UEFA President criticises VAR but insists technology is here to stay

Featured UEFA President criticises VAR but insists technology is here to stay

UEFA President Aleksander Čeferin has criticised the negative impact of the video assistant referee (VAR) system on football but insisted the European governing body would not ditch the use of the technology.

Speaking following the UEFA Executive Committee's latest meeting in Nyon, Čeferin suggested VAR was changing the game too much and admitted a number of improvements needed to be made with the system.

VAR's introduction into the sport has been blighted by issues at international and domestic level, including at last year's FIFA World Cup in Russia.

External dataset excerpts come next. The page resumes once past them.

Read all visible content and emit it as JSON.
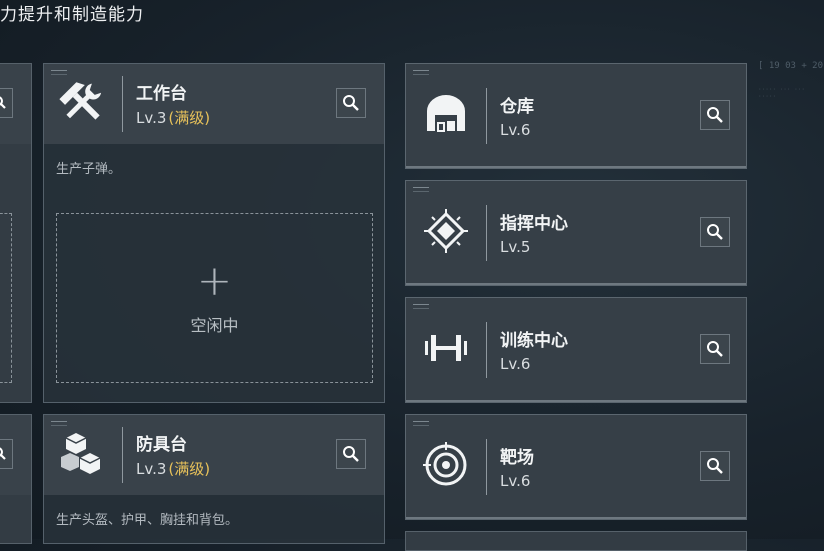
{
  "header": {
    "title": "力提升和制造能力"
  },
  "hud": {
    "line1": "[ 19 03 + 20",
    "line2": "····· ··· ··· ·····"
  },
  "workbench": {
    "name": "工作台",
    "level": "Lv.3",
    "max_label": "(满级)",
    "description": "生产子弹。",
    "slot_icon": "+",
    "slot_label": "空闲中"
  },
  "armor_bench": {
    "name": "防具台",
    "level": "Lv.3",
    "max_label": "(满级)",
    "description": "生产头盔、护甲、胸挂和背包。"
  },
  "facilities": [
    {
      "name": "仓库",
      "level": "Lv.6",
      "icon": "warehouse-icon"
    },
    {
      "name": "指挥中心",
      "level": "Lv.5",
      "icon": "command-center-icon"
    },
    {
      "name": "训练中心",
      "level": "Lv.6",
      "icon": "dumbbell-icon"
    },
    {
      "name": "靶场",
      "level": "Lv.6",
      "icon": "target-icon"
    }
  ],
  "colors": {
    "max_level": "#e7c15a",
    "background": "#18222b",
    "card": "#39424a"
  }
}
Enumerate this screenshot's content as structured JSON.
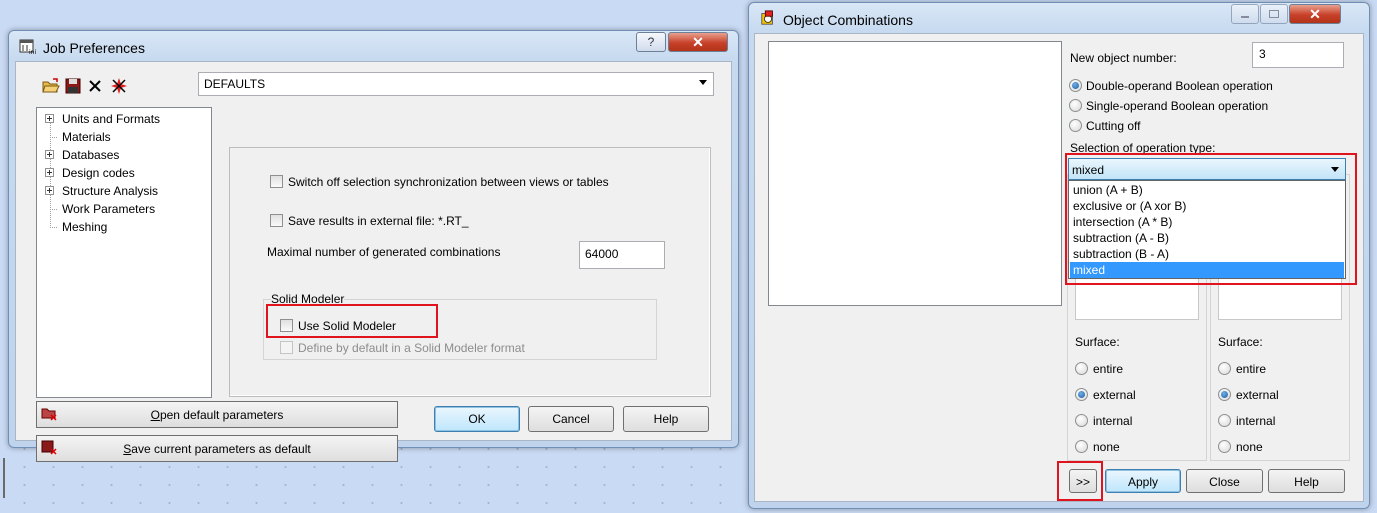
{
  "job": {
    "title": "Job Preferences",
    "help_btn": "?",
    "close_btn": "✕",
    "preset": "DEFAULTS",
    "tree": [
      {
        "label": "Units and Formats",
        "expandable": true
      },
      {
        "label": "Materials",
        "expandable": false
      },
      {
        "label": "Databases",
        "expandable": true
      },
      {
        "label": "Design codes",
        "expandable": true
      },
      {
        "label": "Structure Analysis",
        "expandable": true
      },
      {
        "label": "Work Parameters",
        "expandable": false
      },
      {
        "label": "Meshing",
        "expandable": false
      }
    ],
    "switch_off_sync": "Switch off selection synchronization between views or tables",
    "save_results": "Save results in external file: *.RT_",
    "max_combinations_label": "Maximal number of generated combinations",
    "max_combinations_value": "64000",
    "solid_group": "Solid Modeler",
    "use_solid": "Use Solid Modeler",
    "define_default": "Define by default in a Solid Modeler format",
    "open_default_first": "O",
    "open_default_rest": "pen default parameters",
    "save_default_first": "S",
    "save_default_rest": "ave current parameters as default",
    "ok": "OK",
    "cancel": "Cancel",
    "help": "Help"
  },
  "combo": {
    "title": "Object Combinations",
    "new_object_label": "New object number:",
    "new_object_value": "3",
    "op_double": "Double-operand Boolean operation",
    "op_single": "Single-operand Boolean operation",
    "op_cut": "Cutting off",
    "selection_label": "Selection of operation type:",
    "selected": "mixed",
    "options": [
      "union (A + B)",
      "exclusive or (A xor B)",
      "intersection (A * B)",
      "subtraction (A - B)",
      "subtraction (B - A)",
      "mixed"
    ],
    "surface_label": "Surface:",
    "surface_options": [
      "entire",
      "external",
      "internal",
      "none"
    ],
    "more_btn": ">>",
    "apply": "Apply",
    "close": "Close",
    "help": "Help"
  },
  "colors": {
    "highlight": "#3399ff",
    "callout": "#e0141e"
  }
}
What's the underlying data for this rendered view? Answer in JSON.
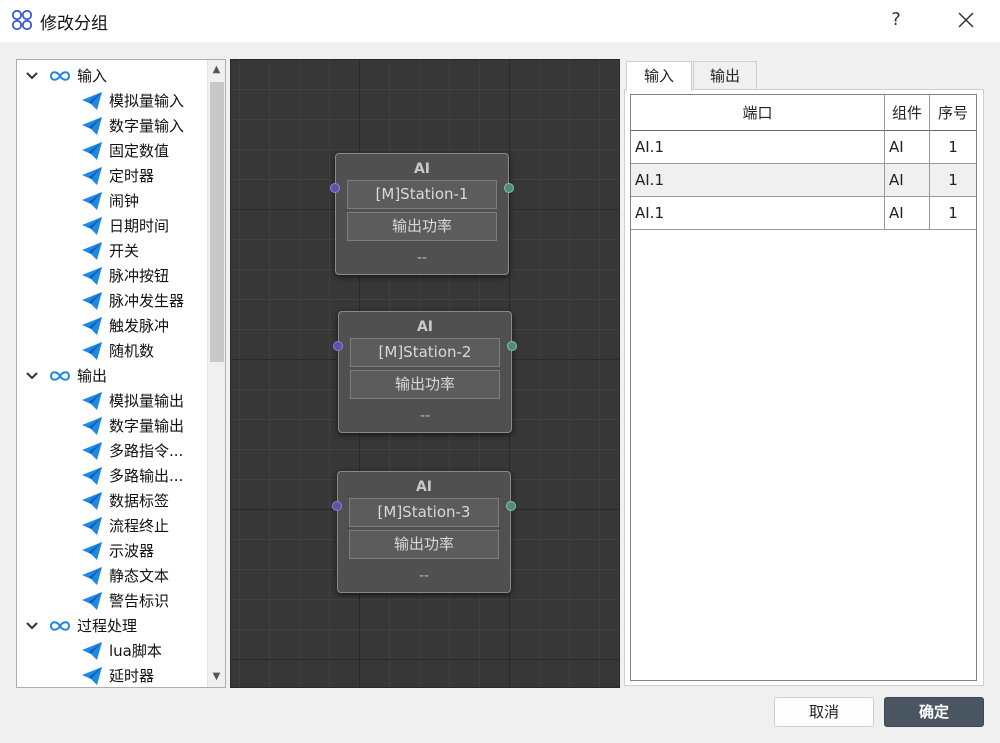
{
  "window": {
    "title": "修改分组",
    "help_label": "?"
  },
  "tree": {
    "groups": [
      {
        "label": "输入",
        "items": [
          "模拟量输入",
          "数字量输入",
          "固定数值",
          "定时器",
          "闹钟",
          "日期时间",
          "开关",
          "脉冲按钮",
          "脉冲发生器",
          "触发脉冲",
          "随机数"
        ]
      },
      {
        "label": "输出",
        "items": [
          "模拟量输出",
          "数字量输出",
          "多路指令...",
          "多路输出...",
          "数据标签",
          "流程终止",
          "示波器",
          "静态文本",
          "警告标识"
        ]
      },
      {
        "label": "过程处理",
        "items": [
          "lua脚本",
          "延时器"
        ]
      }
    ]
  },
  "nodes": [
    {
      "title": "AI",
      "station": "[M]Station-1",
      "output": "输出功率",
      "footer": "--"
    },
    {
      "title": "AI",
      "station": "[M]Station-2",
      "output": "输出功率",
      "footer": "--"
    },
    {
      "title": "AI",
      "station": "[M]Station-3",
      "output": "输出功率",
      "footer": "--"
    }
  ],
  "tabs": [
    {
      "label": "输入",
      "active": true
    },
    {
      "label": "输出",
      "active": false
    }
  ],
  "table": {
    "headers": [
      "端口",
      "组件",
      "序号"
    ],
    "rows": [
      [
        "AI.1",
        "AI",
        "1"
      ],
      [
        "AI.1",
        "AI",
        "1"
      ],
      [
        "AI.1",
        "AI",
        "1"
      ]
    ]
  },
  "buttons": {
    "cancel": "取消",
    "ok": "确定"
  },
  "colors": {
    "accent_blue": "#1e88e5",
    "canvas_bg": "#373737",
    "ok_button": "#4a5562"
  }
}
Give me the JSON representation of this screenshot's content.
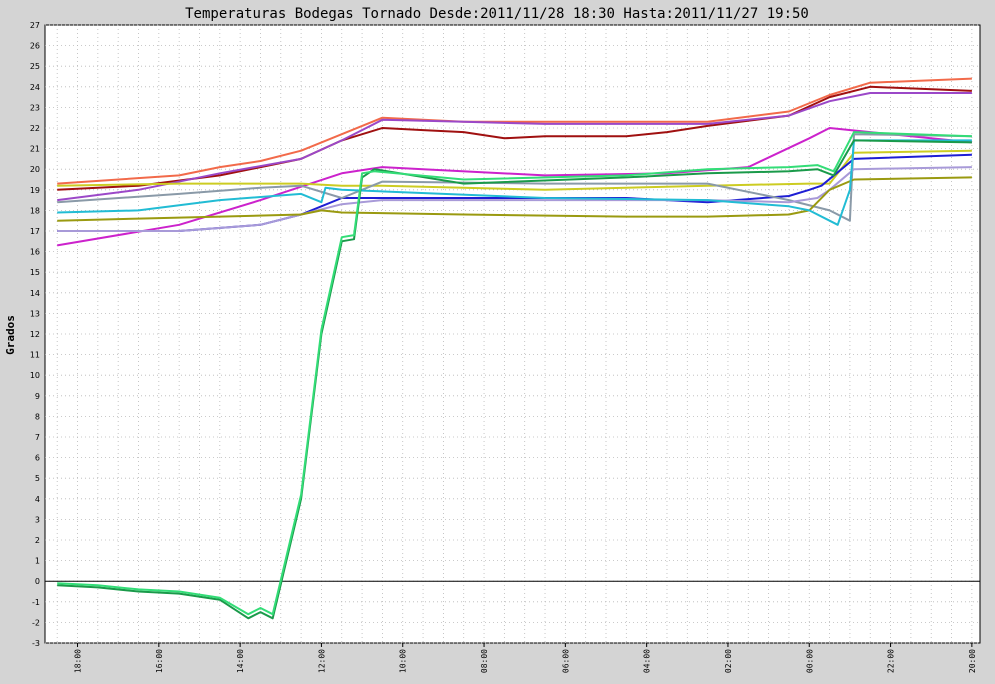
{
  "chart_data": {
    "type": "line",
    "title": "Temperaturas Bodegas Tornado Desde:2011/11/28 18:30 Hasta:2011/11/27 19:50",
    "ylabel": "Grados",
    "xlabel": "",
    "ylim": [
      -3,
      27
    ],
    "yticks": [
      -3,
      -2,
      -1,
      0,
      1,
      2,
      3,
      4,
      5,
      6,
      7,
      8,
      9,
      10,
      11,
      12,
      13,
      14,
      15,
      16,
      17,
      18,
      19,
      20,
      21,
      22,
      23,
      24,
      25,
      26,
      27
    ],
    "x_reversed": true,
    "x_unit": "hours before 2011/11/28 18:30",
    "xlim": [
      -0.3,
      22.7
    ],
    "xtick_labels": [
      "18:00",
      "16:00",
      "14:00",
      "12:00",
      "10:00",
      "08:00",
      "06:00",
      "04:00",
      "02:00",
      "00:00",
      "22:00",
      "20:00"
    ],
    "grid": true,
    "zero_line": true,
    "series": [
      {
        "color": "#f26a4a",
        "x": [
          0,
          3,
          4,
          5,
          6,
          8,
          10,
          12,
          14,
          16,
          18,
          19,
          20,
          22.5
        ],
        "y": [
          19.3,
          19.7,
          20.1,
          20.4,
          20.9,
          22.5,
          22.3,
          22.3,
          22.3,
          22.3,
          22.8,
          23.6,
          24.2,
          24.4
        ]
      },
      {
        "color": "#a01010",
        "x": [
          0,
          2,
          4,
          6,
          7,
          8,
          9,
          10,
          11,
          12,
          14,
          15,
          16,
          18,
          19,
          20,
          22.5
        ],
        "y": [
          19.0,
          19.2,
          19.7,
          20.5,
          21.4,
          22.0,
          21.9,
          21.8,
          21.5,
          21.6,
          21.6,
          21.8,
          22.1,
          22.6,
          23.5,
          24.0,
          23.8
        ]
      },
      {
        "color": "#9b48c8",
        "x": [
          0,
          2,
          4,
          6,
          7,
          8,
          10,
          12,
          14,
          16,
          18,
          19,
          20,
          22.5
        ],
        "y": [
          18.5,
          19.0,
          19.8,
          20.5,
          21.4,
          22.4,
          22.3,
          22.2,
          22.2,
          22.2,
          22.6,
          23.3,
          23.7,
          23.7
        ]
      },
      {
        "color": "#cc22cc",
        "x": [
          0,
          3,
          5,
          7,
          8,
          9,
          12,
          15,
          17,
          18.5,
          19,
          22.5
        ],
        "y": [
          16.3,
          17.3,
          18.5,
          19.8,
          20.1,
          20.0,
          19.7,
          19.8,
          20.1,
          21.5,
          22.0,
          21.3
        ]
      },
      {
        "color": "#cccc22",
        "x": [
          0,
          3,
          6,
          7,
          8,
          12,
          16,
          18.5,
          19,
          19.6,
          22.5
        ],
        "y": [
          19.2,
          19.3,
          19.3,
          19.2,
          19.2,
          19.0,
          19.2,
          19.3,
          19.3,
          20.8,
          20.9
        ]
      },
      {
        "color": "#1e1ed4",
        "x": [
          0,
          3,
          5,
          6,
          6.5,
          7,
          10,
          14,
          16,
          18,
          18.5,
          18.8,
          19.6,
          22.5
        ],
        "y": [
          17.0,
          17.0,
          17.3,
          17.8,
          18.2,
          18.6,
          18.6,
          18.6,
          18.4,
          18.7,
          19.0,
          19.2,
          20.5,
          20.7
        ]
      },
      {
        "color": "#8a9aa8",
        "x": [
          0,
          3,
          5,
          6,
          7,
          8,
          12,
          16,
          18,
          19,
          19.5,
          19.6,
          22.5
        ],
        "y": [
          18.4,
          18.8,
          19.1,
          19.2,
          18.6,
          19.4,
          19.3,
          19.3,
          18.5,
          18.0,
          17.5,
          21.7,
          21.6
        ]
      },
      {
        "color": "#a89ad8",
        "x": [
          0,
          3,
          5,
          6,
          7,
          8,
          12,
          16,
          18,
          18.7,
          19,
          19.6,
          22.5
        ],
        "y": [
          17.0,
          17.0,
          17.3,
          17.8,
          18.3,
          18.5,
          18.5,
          18.5,
          18.4,
          18.6,
          19.0,
          20.0,
          20.1
        ]
      },
      {
        "color": "#9a9a10",
        "x": [
          0,
          2,
          4,
          6,
          6.5,
          7,
          10,
          14,
          16,
          18,
          18.5,
          19,
          19.6,
          22.5
        ],
        "y": [
          17.5,
          17.6,
          17.7,
          17.8,
          18.0,
          17.9,
          17.8,
          17.7,
          17.7,
          17.8,
          18.0,
          19.0,
          19.5,
          19.6
        ]
      },
      {
        "color": "#22bcd4",
        "x": [
          0,
          2,
          4,
          6,
          6.5,
          6.6,
          7,
          12,
          16,
          18,
          18.5,
          19,
          19.2,
          19.5,
          19.6,
          22.5
        ],
        "y": [
          17.9,
          18.0,
          18.5,
          18.8,
          18.4,
          19.1,
          19.0,
          18.6,
          18.5,
          18.2,
          18.0,
          17.5,
          17.3,
          19.0,
          21.4,
          21.4
        ]
      },
      {
        "color": "#1a9a4a",
        "x": [
          0,
          1,
          2,
          3,
          4,
          4.7,
          5,
          5.3,
          6,
          6.5,
          7,
          7.3,
          7.5,
          7.8,
          10,
          14,
          16,
          18,
          18.7,
          19.1,
          19.6,
          22.5
        ],
        "y": [
          -0.2,
          -0.3,
          -0.5,
          -0.6,
          -0.9,
          -1.8,
          -1.5,
          -1.8,
          4.0,
          12.0,
          16.5,
          16.6,
          19.6,
          20.0,
          19.3,
          19.6,
          19.8,
          19.9,
          20.0,
          19.7,
          21.4,
          21.3
        ]
      },
      {
        "color": "#33dd77",
        "x": [
          0,
          1,
          2,
          3,
          4,
          4.7,
          5,
          5.3,
          6,
          6.5,
          7,
          7.3,
          7.5,
          7.8,
          10,
          14,
          16,
          18,
          18.7,
          19.1,
          19.6,
          22.5
        ],
        "y": [
          -0.1,
          -0.2,
          -0.4,
          -0.5,
          -0.8,
          -1.6,
          -1.3,
          -1.6,
          4.2,
          12.2,
          16.7,
          16.8,
          19.8,
          19.9,
          19.5,
          19.7,
          20.0,
          20.1,
          20.2,
          19.9,
          21.8,
          21.6
        ]
      }
    ]
  }
}
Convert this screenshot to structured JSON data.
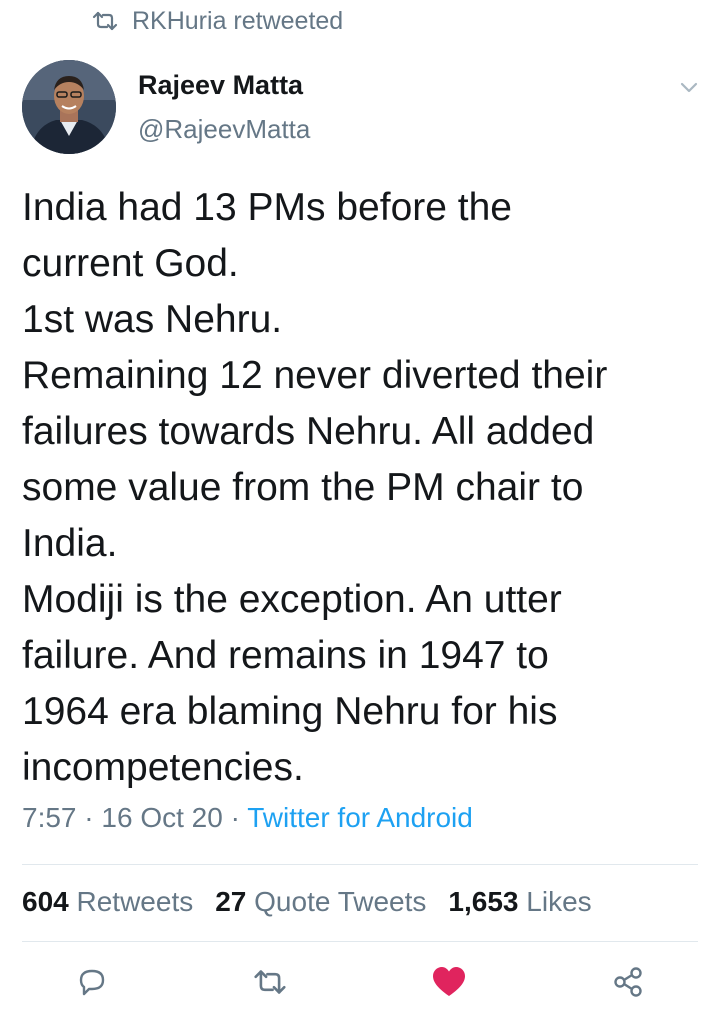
{
  "retweet_banner": {
    "text": "RKHuria retweeted",
    "icon": "retweet-icon"
  },
  "author": {
    "display_name": "Rajeev Matta",
    "handle": "@RajeevMatta",
    "avatar": "avatar-photo"
  },
  "tweet": {
    "lines": [
      "India had 13 PMs before the",
      "current God.",
      "1st was Nehru.",
      "Remaining 12 never diverted their",
      "failures towards Nehru. All added",
      "some value from the PM chair to",
      "India.",
      "Modiji is the exception. An utter",
      "failure. And remains in 1947 to",
      "1964 era blaming Nehru for his",
      "incompetencies."
    ],
    "time": "7:57",
    "date": "16 Oct 20",
    "source": "Twitter for Android",
    "separator": "·"
  },
  "stats": {
    "retweets": {
      "count": "604",
      "label": "Retweets"
    },
    "quotes": {
      "count": "27",
      "label": "Quote Tweets"
    },
    "likes": {
      "count": "1,653",
      "label": "Likes"
    }
  },
  "actions": [
    "reply-icon",
    "retweet-icon",
    "like-icon",
    "share-icon"
  ],
  "colors": {
    "text": "#14171a",
    "secondary": "#657786",
    "link": "#1da1f2",
    "like": "#e0245e",
    "divider": "#e1e8ed"
  }
}
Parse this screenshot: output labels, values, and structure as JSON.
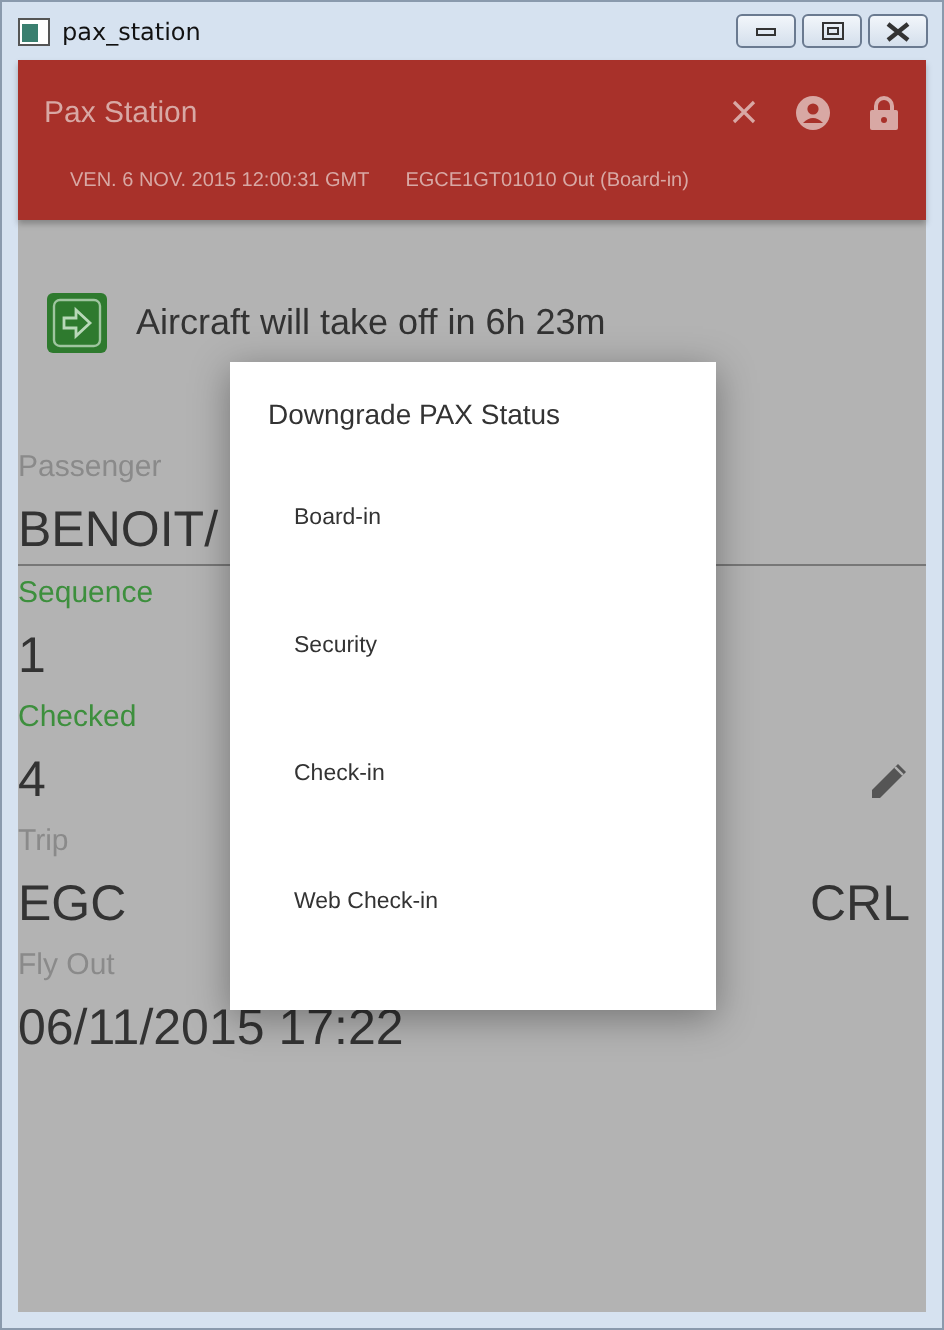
{
  "window": {
    "title": "pax_station"
  },
  "app_bar": {
    "title": "Pax Station",
    "date": "VEN. 6 NOV. 2015 12:00:31 GMT",
    "flight": "EGCE1GT01010 Out (Board-in)"
  },
  "notice": "Aircraft will take off in 6h 23m",
  "fields": [
    {
      "label": "Passenger",
      "value": "BENOIT/",
      "highlighted": false,
      "editable": false,
      "underline": true
    },
    {
      "label": "Sequence",
      "value": "1",
      "highlighted": true,
      "editable": false,
      "underline": false
    },
    {
      "label": "Checked",
      "value": "4",
      "highlighted": true,
      "editable": true,
      "underline": false
    }
  ],
  "trip": {
    "label": "Trip",
    "from": "EGC",
    "to": "CRL"
  },
  "fly_out": {
    "label": "Fly Out",
    "value": "06/11/2015 17:22"
  },
  "dialog": {
    "title": "Downgrade PAX Status",
    "options": [
      "Board-in",
      "Security",
      "Check-in",
      "Web Check-in"
    ]
  }
}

Čeferin said, however, that VAR would "stay" in the game.

The Executive Committee approved its use in qualifying playoffs for the European Championship next year and the continental qualifiers for the 2022 World Cup in Russia, subject to approval from FIFA.

"The game is changing and we are afraid that it is changing too much," Ceferin said.

"Football needs uncertainty because the players make mistakes and the referees on the pitch have to take responsibility, not some people hidden in a van or a building 500 kilometres from the venue.

"I can live with the fact that referees are human beings who make mistakes but now when technology makes a mistake, that is a problem.

"We have to make it clearer, we have to make it faster, we have to make it less invasive - but it will stay."

VAR has caused numerous controversies since it was introduced ©Getty Images
VAR has caused numerous controversies since it was introduced ©Getty Images

UEFA's Executive Committee also approved a a new-look playoff system as part of its qualification process for the 2022 World Cup in Qatar.

The 55 teams will be split into 10 groups, with the top team in each securing a spot at the tournament, where UEFA has 13 places.

The 10 runners-up will join the two teams from the 2020-2021 Nations League to form the playoffs.

Teams will be divided into three paths, with a semi-final and a final in each to determine the final three European qualifiers.

The Executive Committee confirmed the match schedule for the Women's European Championship in 2021 in England, due to conclude with the final at Wembley Stadium in London.

The venue for the opening match has not yet been confirmed.

Changes to the Women's Champions League from the 2021-2022 season were also given the green light during today's meeting.